WTI crude oil prices fell 2.55% on Monday as market volatility remained elevated in the fallout of last week’s collapse of Silicon Valley Bank. Since last Wednesday, the commodity is down about 3.3%.
Sentiment-linked crude oil was and may continue to remain vulnerable in the coming days/weeks/months as traders assess the likelihood of the United States economy entering a recession. Despite steps taken by the government to shore up confidence in the banking system, investors punished regional bank stocks on Monday.
However, a closer glance reveals that the market reaction on Monday seems to place much more emphasis on expectations of a Federal Reserve pivot than worries about a recession (for now). In fact, traders have priced in about 150 basis points in rate cuts by the Fall of this year. In response, the haven-linked US Dollar sank, and traders piled into tech stocks. The Nasdaq 100 outperformed the Dow Jones.

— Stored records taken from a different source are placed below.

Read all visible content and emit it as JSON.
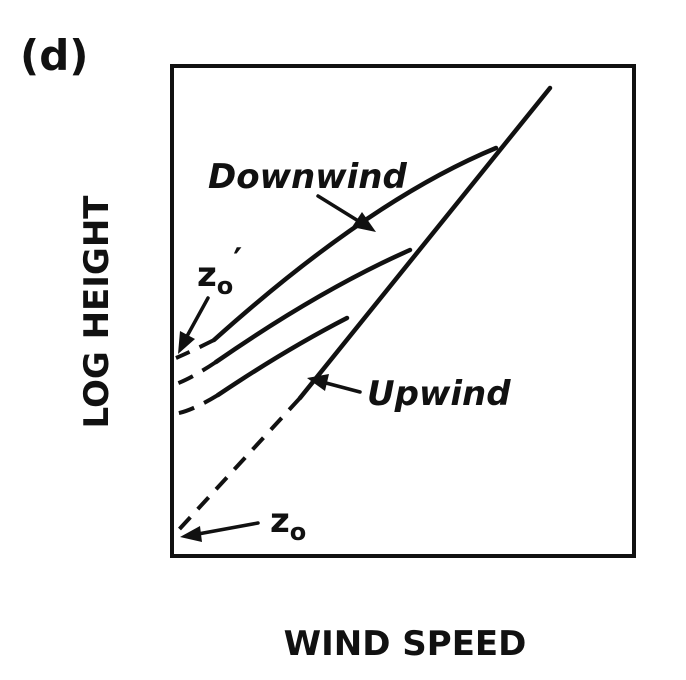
{
  "panel_label": "(d)",
  "axes": {
    "x_label": "WIND SPEED",
    "y_label": "LOG HEIGHT"
  },
  "curves": {
    "downwind_label": "Downwind",
    "upwind_label": "Upwind"
  },
  "roughness": {
    "z0_prime_main": "z",
    "z0_prime_sub": "o",
    "z0_prime_mark": "′",
    "z0_main": "z",
    "z0_sub": "o"
  }
}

During Tuesday’s Asia-Pacific trading session, sentiment woes continued deteriorating crude oil prices, with WTI falling almost 1.25% by 3 GMT.

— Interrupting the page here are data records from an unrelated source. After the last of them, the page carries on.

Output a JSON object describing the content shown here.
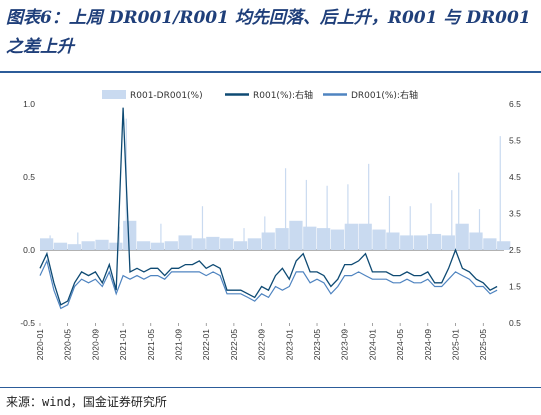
{
  "title": "图表6：上周 DR001/R001 均先回落、后上升，R001 与 DR001 之差上升",
  "source": "来源：wind，国金证券研究所",
  "chart_data": {
    "type": "line",
    "title": "",
    "x_ticks": [
      "2020-01",
      "2020-05",
      "2020-09",
      "2021-01",
      "2021-05",
      "2021-09",
      "2022-01",
      "2022-05",
      "2022-09",
      "2023-01",
      "2023-05",
      "2023-09",
      "2024-01",
      "2024-05",
      "2024-09",
      "2025-01",
      "2025-05"
    ],
    "x_range": [
      "2020-01-01",
      "2025-08-01"
    ],
    "left_axis": {
      "ticks": [
        "-0.5",
        "0.0",
        "0.5",
        "1.0"
      ],
      "ylim": [
        -0.5,
        1.0
      ]
    },
    "right_axis": {
      "ticks": [
        "0.5",
        "1.5",
        "2.5",
        "3.5",
        "4.5",
        "5.5",
        "6.5"
      ],
      "ylim": [
        0.5,
        6.5
      ]
    },
    "legend": {
      "position": "top",
      "entries": [
        "R001-DR001(%)",
        "R001(%):右轴",
        "DR001(%):右轴"
      ]
    },
    "colors": {
      "spread": "#c9daf0",
      "r001": "#0e4a73",
      "dr001": "#4f84c0"
    },
    "series": [
      {
        "name": "R001-DR001(%)",
        "axis": "left",
        "style": "bar",
        "x": [
          "2020-01",
          "2020-03",
          "2020-05",
          "2020-07",
          "2020-09",
          "2020-11",
          "2021-01",
          "2021-03",
          "2021-05",
          "2021-07",
          "2021-09",
          "2021-11",
          "2022-01",
          "2022-03",
          "2022-05",
          "2022-07",
          "2022-09",
          "2022-11",
          "2023-01",
          "2023-03",
          "2023-05",
          "2023-07",
          "2023-09",
          "2023-11",
          "2024-01",
          "2024-03",
          "2024-05",
          "2024-07",
          "2024-09",
          "2024-11",
          "2025-01",
          "2025-03",
          "2025-05",
          "2025-07"
        ],
        "values": [
          0.08,
          0.05,
          0.04,
          0.06,
          0.07,
          0.05,
          0.2,
          0.06,
          0.05,
          0.06,
          0.1,
          0.08,
          0.09,
          0.08,
          0.06,
          0.08,
          0.12,
          0.15,
          0.2,
          0.16,
          0.15,
          0.14,
          0.18,
          0.18,
          0.14,
          0.12,
          0.1,
          0.1,
          0.11,
          0.1,
          0.18,
          0.12,
          0.08,
          0.06
        ],
        "spikes": [
          {
            "x": "2020-02",
            "value": 0.1
          },
          {
            "x": "2020-06",
            "value": 0.12
          },
          {
            "x": "2020-12",
            "value": 0.16
          },
          {
            "x": "2021-01",
            "value": 0.9
          },
          {
            "x": "2021-06",
            "value": 0.18
          },
          {
            "x": "2021-12",
            "value": 0.3
          },
          {
            "x": "2022-06",
            "value": 0.15
          },
          {
            "x": "2022-09",
            "value": 0.23
          },
          {
            "x": "2022-12",
            "value": 0.56
          },
          {
            "x": "2023-03",
            "value": 0.48
          },
          {
            "x": "2023-06",
            "value": 0.44
          },
          {
            "x": "2023-09",
            "value": 0.45
          },
          {
            "x": "2023-12",
            "value": 0.59
          },
          {
            "x": "2024-03",
            "value": 0.37
          },
          {
            "x": "2024-06",
            "value": 0.3
          },
          {
            "x": "2024-09",
            "value": 0.32
          },
          {
            "x": "2024-12",
            "value": 0.41
          },
          {
            "x": "2025-01",
            "value": 0.53
          },
          {
            "x": "2025-04",
            "value": 0.28
          },
          {
            "x": "2025-07",
            "value": 0.78
          }
        ]
      },
      {
        "name": "R001(%):右轴",
        "axis": "right",
        "style": "line",
        "x": [
          "2020-01",
          "2020-02",
          "2020-03",
          "2020-04",
          "2020-05",
          "2020-06",
          "2020-07",
          "2020-08",
          "2020-09",
          "2020-10",
          "2020-11",
          "2020-12",
          "2021-01",
          "2021-02",
          "2021-03",
          "2021-04",
          "2021-05",
          "2021-06",
          "2021-07",
          "2021-08",
          "2021-09",
          "2021-10",
          "2021-11",
          "2021-12",
          "2022-01",
          "2022-02",
          "2022-03",
          "2022-04",
          "2022-05",
          "2022-06",
          "2022-07",
          "2022-08",
          "2022-09",
          "2022-10",
          "2022-11",
          "2022-12",
          "2023-01",
          "2023-02",
          "2023-03",
          "2023-04",
          "2023-05",
          "2023-06",
          "2023-07",
          "2023-08",
          "2023-09",
          "2023-10",
          "2023-11",
          "2023-12",
          "2024-01",
          "2024-02",
          "2024-03",
          "2024-04",
          "2024-05",
          "2024-06",
          "2024-07",
          "2024-08",
          "2024-09",
          "2024-10",
          "2024-11",
          "2024-12",
          "2025-01",
          "2025-02",
          "2025-03",
          "2025-04",
          "2025-05",
          "2025-06",
          "2025-07"
        ],
        "values": [
          2.0,
          2.4,
          1.6,
          1.0,
          1.1,
          1.6,
          1.9,
          1.8,
          1.9,
          1.6,
          2.1,
          1.4,
          6.4,
          1.9,
          2.0,
          1.9,
          2.0,
          2.0,
          1.8,
          2.0,
          2.0,
          2.1,
          2.1,
          2.2,
          2.0,
          2.1,
          2.0,
          1.4,
          1.4,
          1.4,
          1.3,
          1.2,
          1.5,
          1.4,
          1.8,
          2.0,
          1.7,
          2.2,
          2.4,
          1.9,
          1.9,
          1.8,
          1.5,
          1.7,
          2.1,
          2.1,
          2.2,
          2.4,
          1.9,
          1.9,
          1.9,
          1.8,
          1.8,
          1.9,
          1.8,
          1.8,
          1.9,
          1.6,
          1.6,
          2.0,
          2.5,
          2.0,
          1.9,
          1.7,
          1.6,
          1.4,
          1.5
        ]
      },
      {
        "name": "DR001(%):右轴",
        "axis": "right",
        "style": "line",
        "x": [
          "2020-01",
          "2020-02",
          "2020-03",
          "2020-04",
          "2020-05",
          "2020-06",
          "2020-07",
          "2020-08",
          "2020-09",
          "2020-10",
          "2020-11",
          "2020-12",
          "2021-01",
          "2021-02",
          "2021-03",
          "2021-04",
          "2021-05",
          "2021-06",
          "2021-07",
          "2021-08",
          "2021-09",
          "2021-10",
          "2021-11",
          "2021-12",
          "2022-01",
          "2022-02",
          "2022-03",
          "2022-04",
          "2022-05",
          "2022-06",
          "2022-07",
          "2022-08",
          "2022-09",
          "2022-10",
          "2022-11",
          "2022-12",
          "2023-01",
          "2023-02",
          "2023-03",
          "2023-04",
          "2023-05",
          "2023-06",
          "2023-07",
          "2023-08",
          "2023-09",
          "2023-10",
          "2023-11",
          "2023-12",
          "2024-01",
          "2024-02",
          "2024-03",
          "2024-04",
          "2024-05",
          "2024-06",
          "2024-07",
          "2024-08",
          "2024-09",
          "2024-10",
          "2024-11",
          "2024-12",
          "2025-01",
          "2025-02",
          "2025-03",
          "2025-04",
          "2025-05",
          "2025-06",
          "2025-07"
        ],
        "values": [
          1.8,
          2.2,
          1.4,
          0.9,
          1.0,
          1.5,
          1.7,
          1.6,
          1.7,
          1.5,
          1.9,
          1.3,
          1.8,
          1.7,
          1.8,
          1.7,
          1.8,
          1.8,
          1.7,
          1.9,
          1.9,
          1.9,
          1.9,
          1.9,
          1.8,
          1.9,
          1.8,
          1.3,
          1.3,
          1.3,
          1.2,
          1.1,
          1.3,
          1.2,
          1.5,
          1.4,
          1.5,
          1.9,
          1.9,
          1.6,
          1.7,
          1.6,
          1.3,
          1.5,
          1.8,
          1.8,
          1.9,
          1.8,
          1.7,
          1.7,
          1.7,
          1.6,
          1.6,
          1.7,
          1.6,
          1.6,
          1.7,
          1.5,
          1.5,
          1.7,
          1.9,
          1.8,
          1.7,
          1.5,
          1.5,
          1.3,
          1.4
        ]
      }
    ]
  }
}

Over the remaining 24 hours, market uncertainty could be pushed further. All eyes are on the 12:30 GMT US CPI report. In February, inflation is seen slowing further to 6.0% y/y from 6.4%. As a reminder, January’s print was stickier than anticipated. Another surprisingly strong print could bring back Fed rate hike expectations, placing crude oil at risk.

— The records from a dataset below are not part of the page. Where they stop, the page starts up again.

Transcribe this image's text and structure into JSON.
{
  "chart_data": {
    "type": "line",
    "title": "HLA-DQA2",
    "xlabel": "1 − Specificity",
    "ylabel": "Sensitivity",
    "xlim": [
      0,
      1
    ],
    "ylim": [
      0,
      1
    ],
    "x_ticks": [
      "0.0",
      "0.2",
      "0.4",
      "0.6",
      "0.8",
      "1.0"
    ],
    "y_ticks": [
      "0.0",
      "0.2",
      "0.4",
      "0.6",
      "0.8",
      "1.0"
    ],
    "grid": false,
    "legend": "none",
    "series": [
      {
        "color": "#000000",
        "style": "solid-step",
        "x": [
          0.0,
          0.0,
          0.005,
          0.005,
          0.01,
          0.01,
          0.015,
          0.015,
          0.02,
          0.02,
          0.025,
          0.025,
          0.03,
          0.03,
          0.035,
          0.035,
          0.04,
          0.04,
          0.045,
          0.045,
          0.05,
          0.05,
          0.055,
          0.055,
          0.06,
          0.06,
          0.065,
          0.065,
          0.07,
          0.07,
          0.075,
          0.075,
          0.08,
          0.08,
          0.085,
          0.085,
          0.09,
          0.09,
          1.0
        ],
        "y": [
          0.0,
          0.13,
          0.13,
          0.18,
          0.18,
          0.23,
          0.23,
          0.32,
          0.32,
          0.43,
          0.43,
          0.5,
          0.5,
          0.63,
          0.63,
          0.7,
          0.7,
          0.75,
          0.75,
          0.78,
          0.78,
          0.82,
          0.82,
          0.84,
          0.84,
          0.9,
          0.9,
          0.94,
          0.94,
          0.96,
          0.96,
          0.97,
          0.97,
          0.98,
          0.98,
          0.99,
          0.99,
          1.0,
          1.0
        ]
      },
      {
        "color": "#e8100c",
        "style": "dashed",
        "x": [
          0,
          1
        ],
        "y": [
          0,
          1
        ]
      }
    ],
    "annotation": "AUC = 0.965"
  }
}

Crude Oil Technical Analysis – Daily Chart
On the daily chart, crude oil is fast approaching the floor of a Bearish Rectangle chart formation. The price seems to be around 72.27. However, immediately below is the December low at 70.10 – 71.13. Confirming a breakout under the latter exposes lows from May 2021.
Crude Oil Sentiment Analysis – Bearish
Looking at IG Client Sentiment (IGCS), which tends to be a contrarian indicator, about 82.78% of retail traders are net-long crude oil. Since most of them are biased to the upside, this hints that prices may continue falling. Meanwhile, upside exposure increased by 9.56% and 30.63%, respectively. With that in mind, the combination of overall positioning and recent changes in exposure offers a stronger bearish bias.